Date: Monday, 22 May 2017, 07:00 pm
Location: at the Berlin Representative Office, Robert Bosch Stiftung Französische Straße 32, 10117 Berlin
Speaker(s):
  • Charles Landry, Richard von Weizsäcker Fellow, Robert Bosch Academy
  • interviewed by Marc Pachter, former Director of the Smithsonian National Portrait Gallery and Museum of American History

About

The Creative City idea was invented in the late 1980s by Charles Landry and became a global movement for good and for bad. Its central aim originally was how in a world of dramatic change, cities could create the conditions for people and organizations to think, plan and act with imagination to solve problems and create opportunities.

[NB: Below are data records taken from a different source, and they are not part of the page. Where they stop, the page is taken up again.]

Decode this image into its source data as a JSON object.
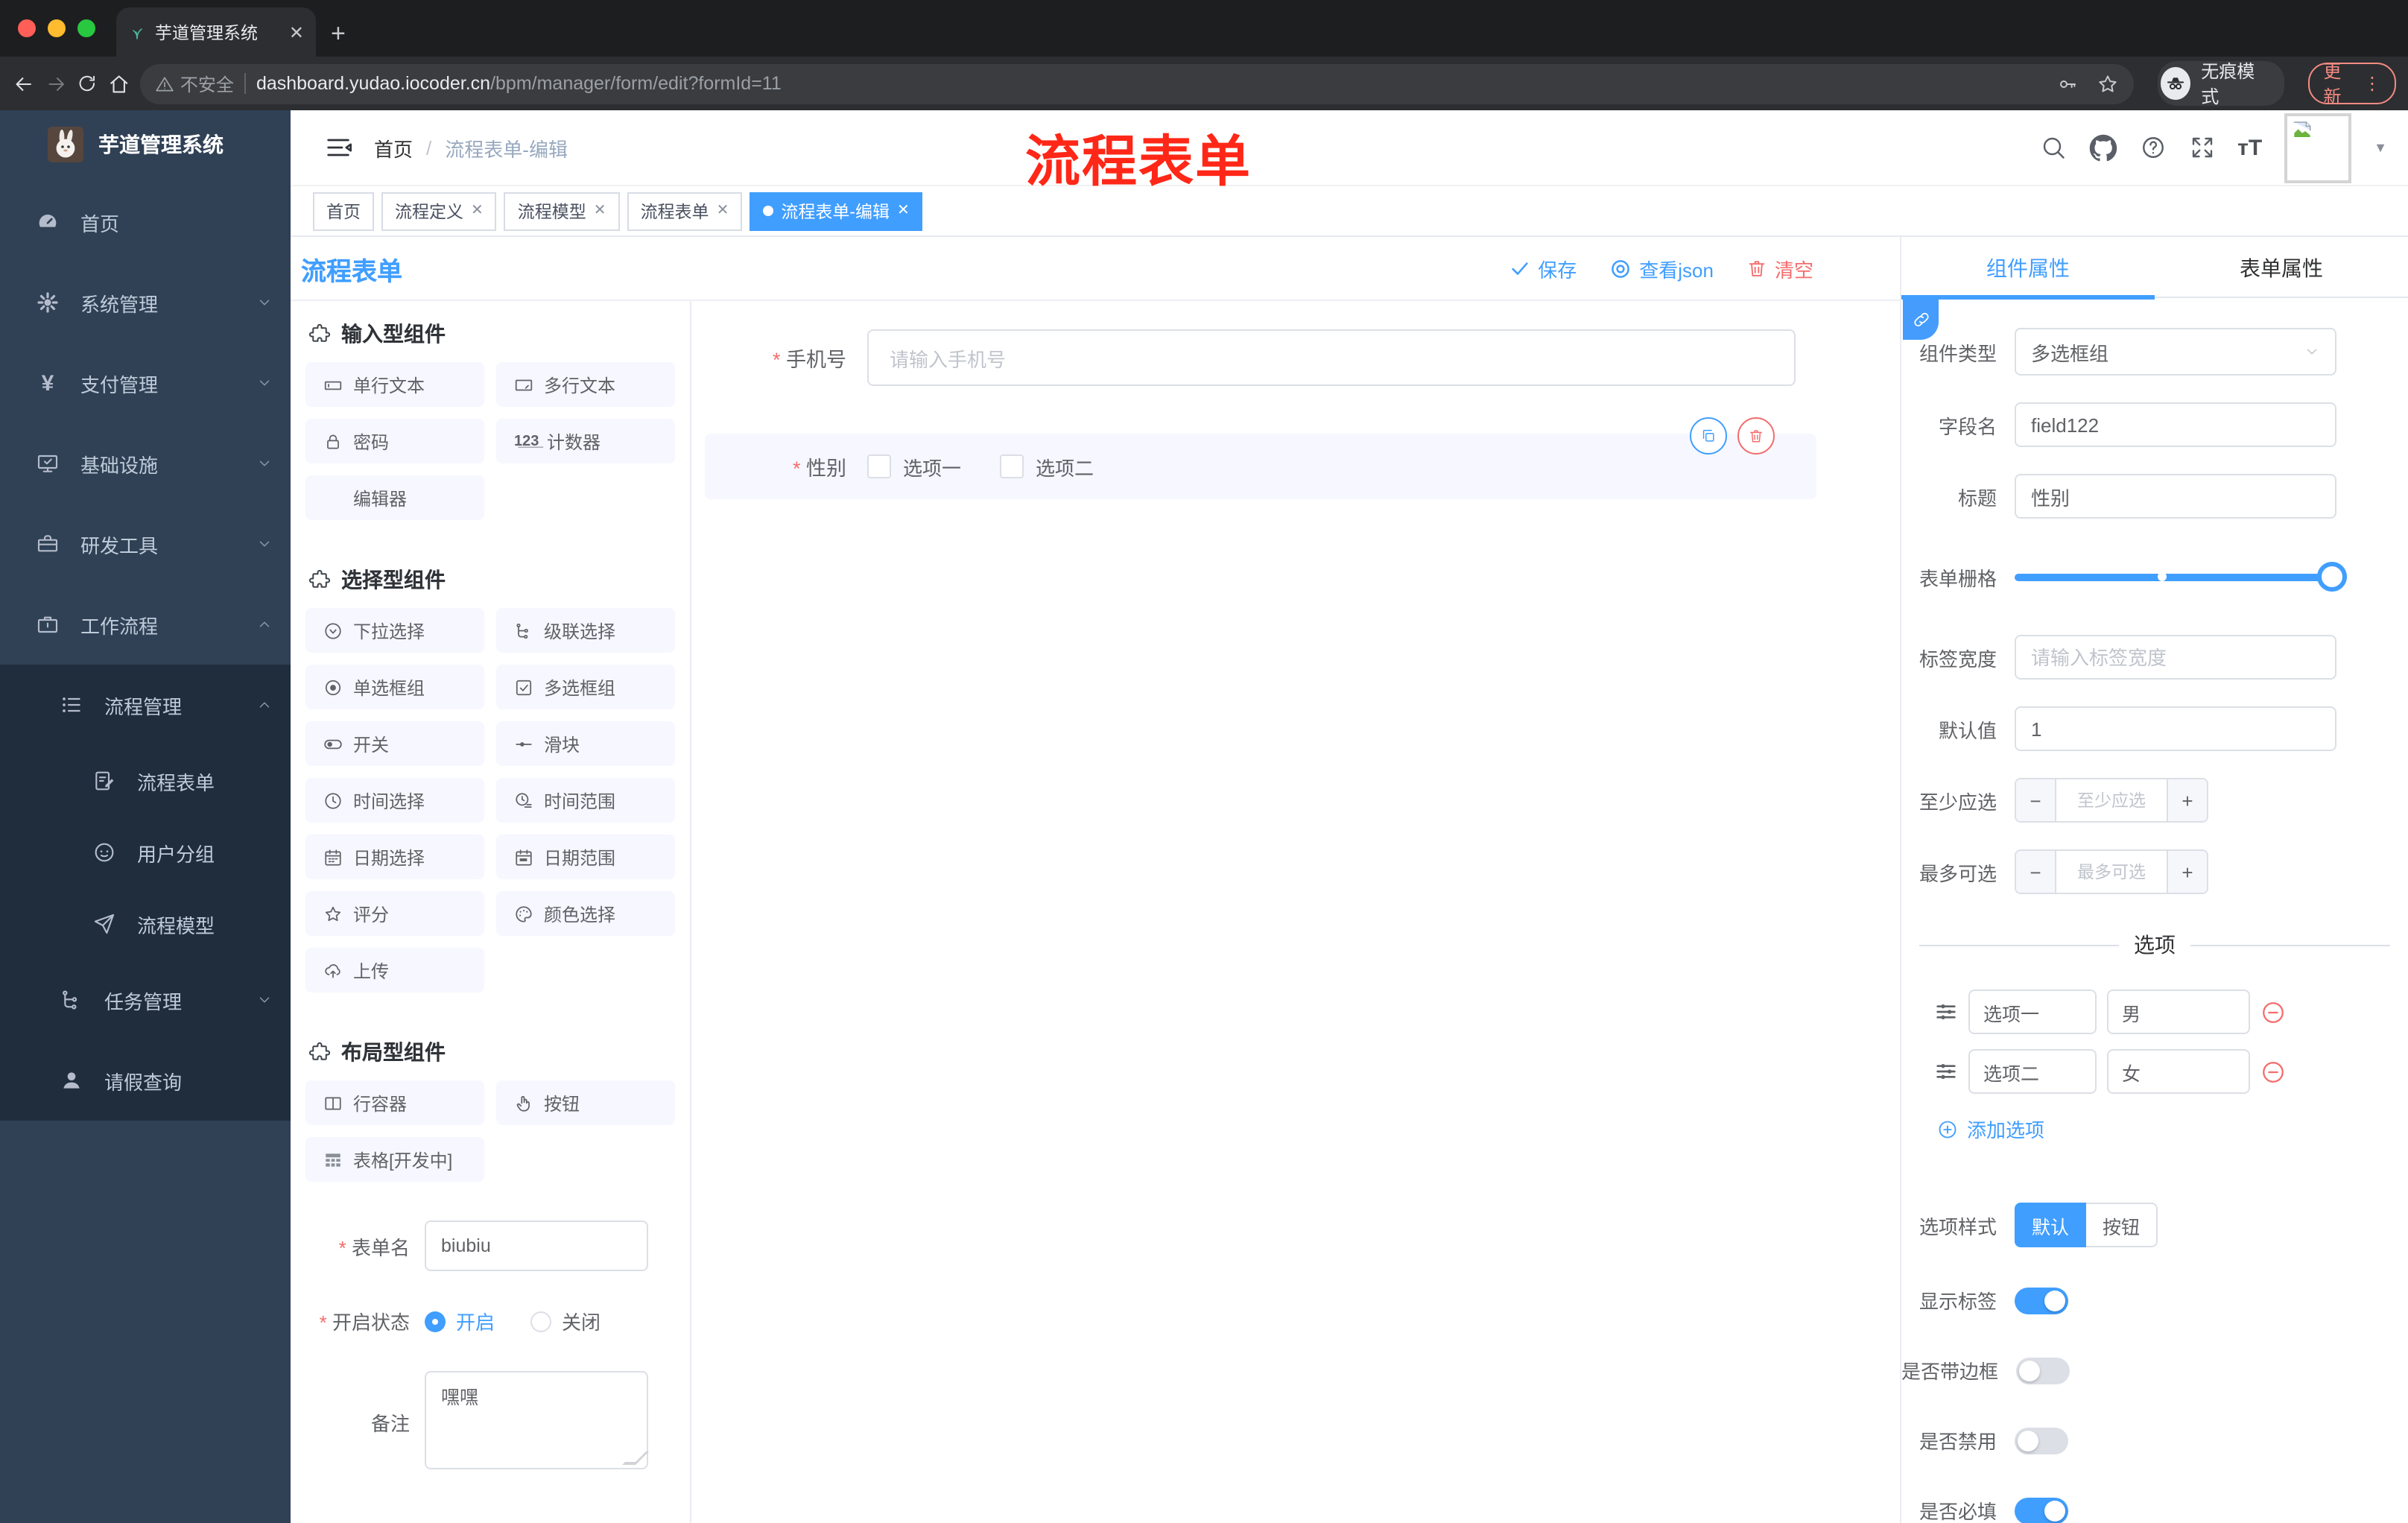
{
  "browser": {
    "tab_title": "芋道管理系统",
    "not_secure": "不安全",
    "url_host": "dashboard.yudao.iocoder.cn",
    "url_path": "/bpm/manager/form/edit?formId=11",
    "incognito_label": "无痕模式",
    "update_label": "更新"
  },
  "sidebar": {
    "logo_title": "芋道管理系统",
    "menu": [
      {
        "label": "首页"
      },
      {
        "label": "系统管理"
      },
      {
        "label": "支付管理"
      },
      {
        "label": "基础设施"
      },
      {
        "label": "研发工具"
      },
      {
        "label": "工作流程"
      }
    ],
    "submenu": [
      {
        "label": "流程管理"
      },
      {
        "label": "流程表单"
      },
      {
        "label": "用户分组"
      },
      {
        "label": "流程模型"
      },
      {
        "label": "任务管理"
      },
      {
        "label": "请假查询"
      }
    ]
  },
  "navbar": {
    "breadcrumb_home": "首页",
    "breadcrumb_current": "流程表单-编辑",
    "annotation": "流程表单"
  },
  "tags": {
    "items": [
      {
        "label": "首页"
      },
      {
        "label": "流程定义"
      },
      {
        "label": "流程模型"
      },
      {
        "label": "流程表单"
      },
      {
        "label": "流程表单-编辑"
      }
    ]
  },
  "designer": {
    "title": "流程表单",
    "save_label": "保存",
    "view_json_label": "查看json",
    "clear_label": "清空"
  },
  "palette": {
    "sections": [
      {
        "title": "输入型组件",
        "items": [
          {
            "label": "单行文本"
          },
          {
            "label": "多行文本"
          },
          {
            "label": "密码"
          },
          {
            "label": "计数器"
          },
          {
            "label": "编辑器"
          }
        ]
      },
      {
        "title": "选择型组件",
        "items": [
          {
            "label": "下拉选择"
          },
          {
            "label": "级联选择"
          },
          {
            "label": "单选框组"
          },
          {
            "label": "多选框组"
          },
          {
            "label": "开关"
          },
          {
            "label": "滑块"
          },
          {
            "label": "时间选择"
          },
          {
            "label": "时间范围"
          },
          {
            "label": "日期选择"
          },
          {
            "label": "日期范围"
          },
          {
            "label": "评分"
          },
          {
            "label": "颜色选择"
          },
          {
            "label": "上传"
          }
        ]
      },
      {
        "title": "布局型组件",
        "items": [
          {
            "label": "行容器"
          },
          {
            "label": "按钮"
          },
          {
            "label": "表格[开发中]"
          }
        ]
      }
    ]
  },
  "form_meta": {
    "name_label": "表单名",
    "name_value": "biubiu",
    "status_label": "开启状态",
    "status_on": "开启",
    "status_off": "关闭",
    "remark_label": "备注",
    "remark_value": "嘿嘿"
  },
  "canvas": {
    "phone_label": "手机号",
    "phone_placeholder": "请输入手机号",
    "gender_label": "性别",
    "gender_opt1": "选项一",
    "gender_opt2": "选项二"
  },
  "props": {
    "tab_component": "组件属性",
    "tab_form": "表单属性",
    "type_label": "组件类型",
    "type_value": "多选框组",
    "field_label": "字段名",
    "field_value": "field122",
    "title_label": "标题",
    "title_value": "性别",
    "grid_label": "表单栅格",
    "label_width_label": "标签宽度",
    "label_width_placeholder": "请输入标签宽度",
    "default_label": "默认值",
    "default_value": "1",
    "min_label": "至少应选",
    "min_placeholder": "至少应选",
    "max_label": "最多可选",
    "max_placeholder": "最多可选",
    "options_title": "选项",
    "options": [
      {
        "label": "选项一",
        "value": "男"
      },
      {
        "label": "选项二",
        "value": "女"
      }
    ],
    "add_option": "添加选项",
    "style_label": "选项样式",
    "style_default": "默认",
    "style_button": "按钮",
    "toggle_show_label": "显示标签",
    "toggle_border_label": "是否带边框",
    "toggle_disabled_label": "是否禁用",
    "toggle_required_label": "是否必填"
  },
  "icons": {
    "save": "check",
    "view_json": "concentric-circles",
    "clear": "trash",
    "copy": "copy",
    "delete": "trash",
    "add_option": "plus-circle",
    "remove_option": "minus-circle",
    "incognito": "incognito-mask",
    "avatar": "broken-image"
  },
  "colors": {
    "accent": "#409eff",
    "danger": "#f56c6c",
    "annotation_red": "#ff2717",
    "sidebar_bg": "#304156",
    "submenu_bg": "#1f2d3d",
    "palette_item_bg": "#f6f7ff",
    "selected_block_bg": "#f6f7ff",
    "chrome_dark": "#1d1e20",
    "toolbar_dark": "#2d2e31"
  }
}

Initially it had a focus on arts and cultural activities as primary resources of urban reinvention and in time spread to consider social innovativeness and the creative bureaucracy.
The interview will discuss pressing questions: Is there still substance to the creative city notion and if so what has it achieved? Is the idea now over-hyped and empty? Is it merely now a marketing slogan for things and places that are not interesting? What has it achieved? Is Berlin a creative city? In which fields is Berlin uncreative?

Charles Landry is a world-renowned expert in city dynamics and planning and inventor of the Creative City concept, which he developed in the late 1980s. In 1978 Charles Landry founded Comedia, a highly respected globally oriented consultancy working in creativity, culture and urban change. His latest project is ‘The Civic City: Urbanity & citizenship in a nomadic world’ which brings together his work over the last decade including the concept of ‘civic urbanity’, ‘creative bureaucracy’ and ‘the management of fragility’.

Marc Pachter is a renowned interviewer and his TED Talk "The Art of the Interview" has had 700,000 views. He is former director of the Smithsonian National Portrait Gallery and Museum of American History.

Please note that the event will be held in English.

Registration for this event is closed.